Offering a reminder that even deceased individuals’ health information is afforded privacy protection under federal law, a federal appeals court struck down a Florida law authorizing certain persons to obtain deceased nursing home residents’ medical records as in conflict with the Health Insurance Portability and Accountability Act of 1996 (HIPAA).
Faced with medical record requests from deceased former nursing home residents’ spouses and other persons, several nursing homes in Opis Management Resources LLC v. Secretary Florida Agency for Health Care Administration, No. 12-12593 (11th Cir. Apr. 9 2013) pointed to HIPAA to support their refusal to release the records under the Florida law. That state law required licensed nursing homes to provide a current or former nursing home resident’s medical records to the resident’s spouse, guardian, surrogate, proxy, or attorney-in-fact. The nursing homes claimed that under provisions of HIPAA that protect the privacy of deceased individuals’ health information, the requesters did not have authority to act on behalf of the deceased residents and therefore were not their “personal representative”; thus, HIPAA prevented the nursing homes from disclosing the records. Florida regulators, on the other hand, maintained a contrary interpretation and issued citations to the nursing homes for not complying with the Florida law.
According to the U.S. Court of Appeals for the Eleventh Circuit, HIPAA and the Florida law “[could not] be reconciled” because the Florida law stood “as an obstacle to the accomplishment and execution of the full purposes and objectives of HIPAA in keeping an individual’s protected health information strictly confidential.” The court emphasized that while HIPAA sanctions the disclosure of deceased individuals’ protected health information to a “personal representative” and other identified persons “who were involved in the individual’s care or payment for health care prior to the individual’s death” to the extent the disclosed information is “relevant to such person’s involvement,” the law otherwise ensures the privacy protection of deceased individuals’ health information by generally prohibiting its use and disclosure except in certain circumstances or with authorization. In contrast, the court explained, the Florida law allowed for “sweeping disclosures, making a deceased resident’s protected health information available to a spouse or other enumerated party upon request, without any need for authorization, for any conceivable reason, and without regard to the authority of the individual making the request to act in a deceased resident’s stead.” In light of this apparent conflict, the court concluded, HIPAA preempted the Florida law.
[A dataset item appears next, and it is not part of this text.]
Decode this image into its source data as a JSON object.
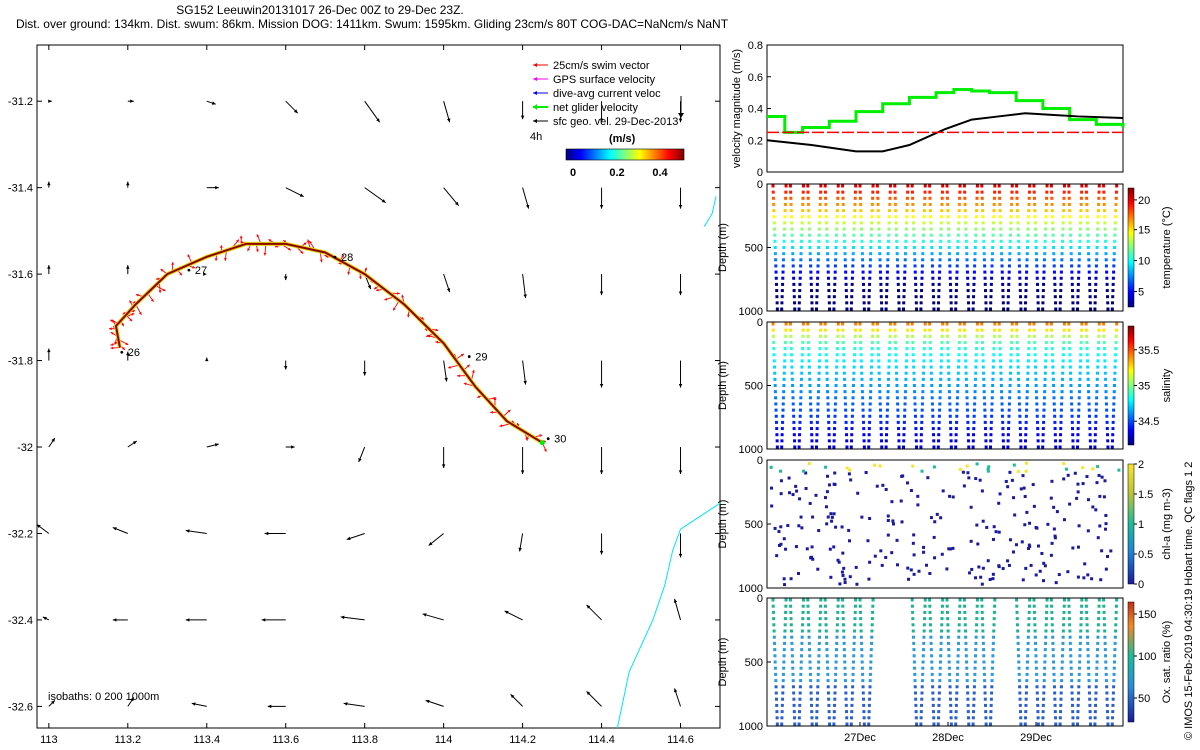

For nursing homes in Florida and other HIPAA-covered entities subject to potentially broad state medical record disclosure laws like Florida’s, OPIS Management provides a defense in refusing to release deceased individuals’ medical records for litigation or other purposes. Curiously, the court’s ruling arrives just as the U.S. Department of Health and Human Services recently relaxed the HIPAA regulations governing deceased individuals’ health information to protect the privacy of such information only for 50 years (previously, protection was indefinite) and to authorize disclosure of such information to family members and other identified persons who were involved in the individual’s health care or payment for care. As this case demonstrates, however, these provisions are not limitless. HIPAA-covered entities should take care to scrutinize the qualifiers in these HIPAA rules as they navigate the intricacies of HIPAA and similar state laws, particularly where these laws conflict or diverge.